Question

Draw a right triangle and the perpendicular from the midpoint of the hypotenuse to the base.

i. Prove that this perpendicular is half the perpendicular side of the large triangle.

ii. Prove that perpendicular bisects the bottom side of the larger triangle.

iii. Prove that in the large triangle the distances from the mid point of the hypotenuse to all the vertices are equal.

iv.
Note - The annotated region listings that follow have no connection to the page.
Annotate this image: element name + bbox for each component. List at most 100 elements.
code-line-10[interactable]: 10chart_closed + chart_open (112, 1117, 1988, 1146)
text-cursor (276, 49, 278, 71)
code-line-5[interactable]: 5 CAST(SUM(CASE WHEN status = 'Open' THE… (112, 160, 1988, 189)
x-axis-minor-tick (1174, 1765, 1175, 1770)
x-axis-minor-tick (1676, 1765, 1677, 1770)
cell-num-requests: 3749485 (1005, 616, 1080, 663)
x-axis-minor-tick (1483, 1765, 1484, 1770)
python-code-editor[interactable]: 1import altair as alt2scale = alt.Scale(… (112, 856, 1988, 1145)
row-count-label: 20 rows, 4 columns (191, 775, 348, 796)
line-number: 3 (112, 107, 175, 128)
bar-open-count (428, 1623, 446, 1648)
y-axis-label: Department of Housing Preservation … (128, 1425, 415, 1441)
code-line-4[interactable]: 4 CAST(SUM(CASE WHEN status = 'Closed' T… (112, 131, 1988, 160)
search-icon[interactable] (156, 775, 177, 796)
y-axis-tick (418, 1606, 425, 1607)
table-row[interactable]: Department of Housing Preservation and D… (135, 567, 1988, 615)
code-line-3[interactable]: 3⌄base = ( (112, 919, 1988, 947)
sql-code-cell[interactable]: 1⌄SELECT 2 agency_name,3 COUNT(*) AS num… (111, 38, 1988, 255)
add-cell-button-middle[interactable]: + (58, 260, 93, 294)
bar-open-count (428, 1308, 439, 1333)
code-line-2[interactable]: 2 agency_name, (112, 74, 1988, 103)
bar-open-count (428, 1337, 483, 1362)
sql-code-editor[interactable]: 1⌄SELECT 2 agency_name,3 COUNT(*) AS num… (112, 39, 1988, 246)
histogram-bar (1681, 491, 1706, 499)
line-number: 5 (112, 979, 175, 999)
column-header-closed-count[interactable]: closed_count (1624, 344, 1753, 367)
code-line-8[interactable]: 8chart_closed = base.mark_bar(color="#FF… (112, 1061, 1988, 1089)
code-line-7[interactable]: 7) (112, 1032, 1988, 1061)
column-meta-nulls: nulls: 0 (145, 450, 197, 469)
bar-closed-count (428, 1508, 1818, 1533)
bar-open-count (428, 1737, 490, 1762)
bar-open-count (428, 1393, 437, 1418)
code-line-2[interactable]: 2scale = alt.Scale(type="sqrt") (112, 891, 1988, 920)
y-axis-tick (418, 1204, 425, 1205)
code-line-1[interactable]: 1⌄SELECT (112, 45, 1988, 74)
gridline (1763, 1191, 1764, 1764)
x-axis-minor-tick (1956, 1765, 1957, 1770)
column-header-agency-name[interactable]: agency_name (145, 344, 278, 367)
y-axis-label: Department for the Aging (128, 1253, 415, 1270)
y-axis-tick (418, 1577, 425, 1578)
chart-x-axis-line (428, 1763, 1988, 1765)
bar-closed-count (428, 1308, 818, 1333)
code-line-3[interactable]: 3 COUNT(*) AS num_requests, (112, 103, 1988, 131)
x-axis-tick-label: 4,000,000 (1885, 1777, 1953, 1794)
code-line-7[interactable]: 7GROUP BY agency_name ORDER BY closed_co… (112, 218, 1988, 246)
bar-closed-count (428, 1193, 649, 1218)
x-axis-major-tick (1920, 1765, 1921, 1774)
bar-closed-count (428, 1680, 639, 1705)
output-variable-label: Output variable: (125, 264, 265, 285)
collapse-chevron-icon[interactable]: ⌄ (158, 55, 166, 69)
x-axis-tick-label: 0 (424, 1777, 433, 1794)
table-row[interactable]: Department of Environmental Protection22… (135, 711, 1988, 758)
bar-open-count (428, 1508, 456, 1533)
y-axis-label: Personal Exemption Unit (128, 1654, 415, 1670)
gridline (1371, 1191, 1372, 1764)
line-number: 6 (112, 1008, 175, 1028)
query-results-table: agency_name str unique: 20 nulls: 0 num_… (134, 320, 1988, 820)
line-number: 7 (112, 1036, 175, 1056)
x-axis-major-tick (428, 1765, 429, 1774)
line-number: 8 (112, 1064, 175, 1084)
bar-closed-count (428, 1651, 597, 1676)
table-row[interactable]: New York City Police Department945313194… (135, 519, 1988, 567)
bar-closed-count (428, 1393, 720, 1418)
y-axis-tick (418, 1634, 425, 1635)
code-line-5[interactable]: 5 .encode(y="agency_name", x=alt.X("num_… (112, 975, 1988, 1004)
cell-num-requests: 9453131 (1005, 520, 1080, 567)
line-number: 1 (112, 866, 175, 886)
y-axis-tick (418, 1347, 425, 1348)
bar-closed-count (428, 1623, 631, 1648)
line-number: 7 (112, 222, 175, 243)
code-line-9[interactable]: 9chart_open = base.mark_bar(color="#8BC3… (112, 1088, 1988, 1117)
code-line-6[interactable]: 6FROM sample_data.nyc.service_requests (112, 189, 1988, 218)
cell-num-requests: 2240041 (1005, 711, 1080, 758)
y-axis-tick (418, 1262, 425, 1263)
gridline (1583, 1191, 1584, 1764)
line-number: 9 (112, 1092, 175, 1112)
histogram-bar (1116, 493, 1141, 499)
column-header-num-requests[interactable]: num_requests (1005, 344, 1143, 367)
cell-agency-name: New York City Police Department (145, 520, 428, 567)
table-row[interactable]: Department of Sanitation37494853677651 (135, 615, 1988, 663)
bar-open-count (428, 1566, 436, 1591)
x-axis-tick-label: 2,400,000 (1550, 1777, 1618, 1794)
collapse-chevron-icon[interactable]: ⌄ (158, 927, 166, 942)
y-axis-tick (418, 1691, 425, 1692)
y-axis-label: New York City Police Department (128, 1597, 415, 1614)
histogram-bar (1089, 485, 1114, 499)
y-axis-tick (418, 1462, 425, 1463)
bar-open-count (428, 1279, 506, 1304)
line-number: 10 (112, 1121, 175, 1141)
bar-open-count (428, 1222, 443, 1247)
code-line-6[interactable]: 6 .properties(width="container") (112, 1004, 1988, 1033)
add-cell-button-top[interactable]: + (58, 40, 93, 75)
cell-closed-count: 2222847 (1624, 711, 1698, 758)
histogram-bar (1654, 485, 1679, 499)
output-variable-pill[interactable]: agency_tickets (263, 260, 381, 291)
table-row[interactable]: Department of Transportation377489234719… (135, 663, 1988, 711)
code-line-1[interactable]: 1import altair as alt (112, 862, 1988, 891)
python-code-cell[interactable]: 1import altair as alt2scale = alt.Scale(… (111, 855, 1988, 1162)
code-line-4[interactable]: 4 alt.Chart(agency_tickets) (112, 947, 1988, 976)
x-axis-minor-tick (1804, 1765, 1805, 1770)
Prove that the circumcentre of a right triangle is the mid point of its hypotenuse.

Answer 1

MN is perpendicular to AB.

MN and CB are parallel lines. MN divides AC and AB in the same ratio.

i. AM = \(\frac{1}{2}\)AC, AN = \(\frac{1}{2}\) AB

∴ MN = \(\frac{1}{2}\)CB

ii. We get two right triangles of same base and perpendicular. So their hypotenuses are also equal.

∴ MA = MC = MB

AN = NB

iii. ∠ANM = ∠BNM = 90°

MN = MN

ΔANM ≅ ΔBNM

AM = MB …….(1)

M is the midpoint of AC

AM = MC …….(2)

(1) = (2) ⇒ AM = MB = MC

iv. The points A, B and C are at same distance from M. So a circle can be drawn with M as centre and pass through there three points. So this circle is the circum circle of ΔABC.